Abstract Link to heading
It is notoriously expensive to train a Language Model from scratch, making independent research impossible and trying out new architectures extremely risky. Because of these costs, Transformer++ models like LLaMa, based on Rotary Embedding, SwiGLU, MLP, RMSNorm, without linear bias, sometimes with grouped query attention and/or sliding window attention, are the de facto standard, not because they are the best, but because they are proven to work! In previous posts I covered SSM-Transformer Hybrids. The biggest benefit of hybridization is their reduced inference cost and minimal memory overhead due to reduced KV cache, and combining SSMs can Attention can make the model more expressive. The biggest obstacle of these models is that they need to be pretrained from scratch.
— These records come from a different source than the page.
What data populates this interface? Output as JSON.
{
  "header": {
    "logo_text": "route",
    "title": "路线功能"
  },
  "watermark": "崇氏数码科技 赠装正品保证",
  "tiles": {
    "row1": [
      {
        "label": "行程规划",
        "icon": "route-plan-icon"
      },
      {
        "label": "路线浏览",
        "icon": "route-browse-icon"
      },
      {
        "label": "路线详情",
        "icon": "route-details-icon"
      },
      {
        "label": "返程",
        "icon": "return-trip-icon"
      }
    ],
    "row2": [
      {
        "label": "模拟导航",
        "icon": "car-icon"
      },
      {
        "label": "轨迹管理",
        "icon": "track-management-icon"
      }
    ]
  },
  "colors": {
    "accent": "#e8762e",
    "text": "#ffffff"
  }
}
For example Zamba2 7B, is a 7B model that was trained on 128 H100 GPUs for 50 days, bringing its pretraining costs to around 600K US dollars. This makes it one of the cheapest (but by far not weakest) SSM-Attention hybrids, however if we look into detail the model was trained only on 3T (+100B high quality for annealing) tokens. In comparison Llama3 was trained on 15T tokens, if we would apply the same number of tokens to Zamba we would end up with costs around 3M US dollars. It is not hard to see that these kinds of budgets are out of scope for any individual, but also out of scope for many medium sized research organizations and academia.
In this post we look into the details of two distillation techniques that take an already pretrained Transformer model and replace some of its parts with a Mamba-like State Space model. The biggest benefit of this approach is that we can drastically decrease the inference costs while avoiding the whole pretraining procedure on trillions of tokens, and still maintain the same performance level by finetuning on a few billion tokens.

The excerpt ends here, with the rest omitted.